All modern inventions and discoveries will sink into insignificance beside those psychic facts which will force themselves within a few years upon the universal human mind.

The subject has been obscured by the introduction of all sorts of side issues, some of interest but not vital, others quite irrelevant. There is a class of psychic researcher who loves to wander round in a circle, and to drag you with him if you are weak enough to accept such guidance. He trips continually over his own brains, and can never persuade himself that the simple and obvious explanation is also the true one. His intellect becomes a positive curse to him, for he uses it to avoid the straight road and to fashion out some strange devious path which lands him at last in a quagmire, whilst the direct and honest mind has kept firmly to the highway of knowledge.

When I meet men of this type, and then come in contact with the lowly congregations of religious spiritualists, I think always of Christ's words when He thanked God that He had revealed these things to babes and withheld them from the wise and the prudent. I think also of a dictum of Baron Reichenbach; "There is a scientific incredulity which exceeds in stupidity the obtuseness of the clod-hopper."

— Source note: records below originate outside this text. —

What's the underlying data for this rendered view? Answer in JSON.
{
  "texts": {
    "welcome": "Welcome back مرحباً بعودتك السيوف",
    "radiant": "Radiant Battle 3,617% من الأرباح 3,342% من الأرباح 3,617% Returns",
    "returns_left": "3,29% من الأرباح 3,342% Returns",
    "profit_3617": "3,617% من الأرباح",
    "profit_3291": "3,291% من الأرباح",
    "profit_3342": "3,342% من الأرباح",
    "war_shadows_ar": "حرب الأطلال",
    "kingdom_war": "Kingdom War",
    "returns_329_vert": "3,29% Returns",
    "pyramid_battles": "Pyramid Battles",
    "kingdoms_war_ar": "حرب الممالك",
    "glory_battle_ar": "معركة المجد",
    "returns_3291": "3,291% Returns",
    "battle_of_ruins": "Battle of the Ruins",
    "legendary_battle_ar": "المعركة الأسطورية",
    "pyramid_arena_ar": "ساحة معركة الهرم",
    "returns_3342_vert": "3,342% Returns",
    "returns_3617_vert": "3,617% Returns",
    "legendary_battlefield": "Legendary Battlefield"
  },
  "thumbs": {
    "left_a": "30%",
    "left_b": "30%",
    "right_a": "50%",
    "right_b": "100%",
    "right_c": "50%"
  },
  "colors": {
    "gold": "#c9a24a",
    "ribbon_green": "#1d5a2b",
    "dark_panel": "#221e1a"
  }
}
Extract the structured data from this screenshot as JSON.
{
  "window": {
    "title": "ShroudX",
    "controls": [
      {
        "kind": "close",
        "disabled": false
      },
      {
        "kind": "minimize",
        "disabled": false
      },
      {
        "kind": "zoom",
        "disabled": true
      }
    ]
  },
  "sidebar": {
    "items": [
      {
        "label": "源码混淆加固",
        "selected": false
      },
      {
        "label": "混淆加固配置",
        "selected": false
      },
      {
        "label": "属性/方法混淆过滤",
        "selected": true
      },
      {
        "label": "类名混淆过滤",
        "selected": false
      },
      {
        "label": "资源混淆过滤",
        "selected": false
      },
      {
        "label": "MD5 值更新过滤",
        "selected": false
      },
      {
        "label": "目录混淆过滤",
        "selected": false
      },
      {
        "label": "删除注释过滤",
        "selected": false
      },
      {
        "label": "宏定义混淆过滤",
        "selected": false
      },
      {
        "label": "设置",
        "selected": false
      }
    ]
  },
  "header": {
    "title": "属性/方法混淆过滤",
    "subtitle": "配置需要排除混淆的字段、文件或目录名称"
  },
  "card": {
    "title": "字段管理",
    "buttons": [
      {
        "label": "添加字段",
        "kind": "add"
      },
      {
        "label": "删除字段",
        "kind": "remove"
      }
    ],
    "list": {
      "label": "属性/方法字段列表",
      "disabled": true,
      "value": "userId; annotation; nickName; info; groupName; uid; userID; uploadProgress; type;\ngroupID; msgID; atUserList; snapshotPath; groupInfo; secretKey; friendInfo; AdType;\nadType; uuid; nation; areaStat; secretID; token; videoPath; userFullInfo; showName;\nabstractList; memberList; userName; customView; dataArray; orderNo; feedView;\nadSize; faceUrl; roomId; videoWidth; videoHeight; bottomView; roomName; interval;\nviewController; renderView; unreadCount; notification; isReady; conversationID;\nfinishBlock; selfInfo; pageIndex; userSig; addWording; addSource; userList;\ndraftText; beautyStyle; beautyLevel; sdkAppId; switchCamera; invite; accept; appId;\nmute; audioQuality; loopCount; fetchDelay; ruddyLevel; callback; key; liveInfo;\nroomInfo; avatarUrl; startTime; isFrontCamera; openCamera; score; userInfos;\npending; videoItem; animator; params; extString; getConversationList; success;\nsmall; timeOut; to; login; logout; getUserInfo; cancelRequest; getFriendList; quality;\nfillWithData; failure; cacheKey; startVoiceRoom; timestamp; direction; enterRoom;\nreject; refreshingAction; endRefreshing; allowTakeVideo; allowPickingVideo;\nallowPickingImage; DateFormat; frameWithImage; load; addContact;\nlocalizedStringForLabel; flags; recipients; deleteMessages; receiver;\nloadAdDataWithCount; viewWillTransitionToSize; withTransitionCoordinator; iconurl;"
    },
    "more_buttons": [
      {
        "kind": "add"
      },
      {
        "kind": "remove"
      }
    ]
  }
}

For really the matter is so simple. A child can understand it — indeed, my children do understand it in a practical way a good deal better than the average man of learning and science. One needs no experience oneself — though experience is always helpful. It is a question of evidence. If a man can carefully read such first hand experiences as Crookes' "Research upon Spiritualism," Crawford's two books upon physical phenomena, and the chapters in Wallace's Autobiography which deal with the subject, and if a comparison of these documents does not convince him of external intelligence, then I claim that that man's mind is not well-balanced, and his logical sense is wanting.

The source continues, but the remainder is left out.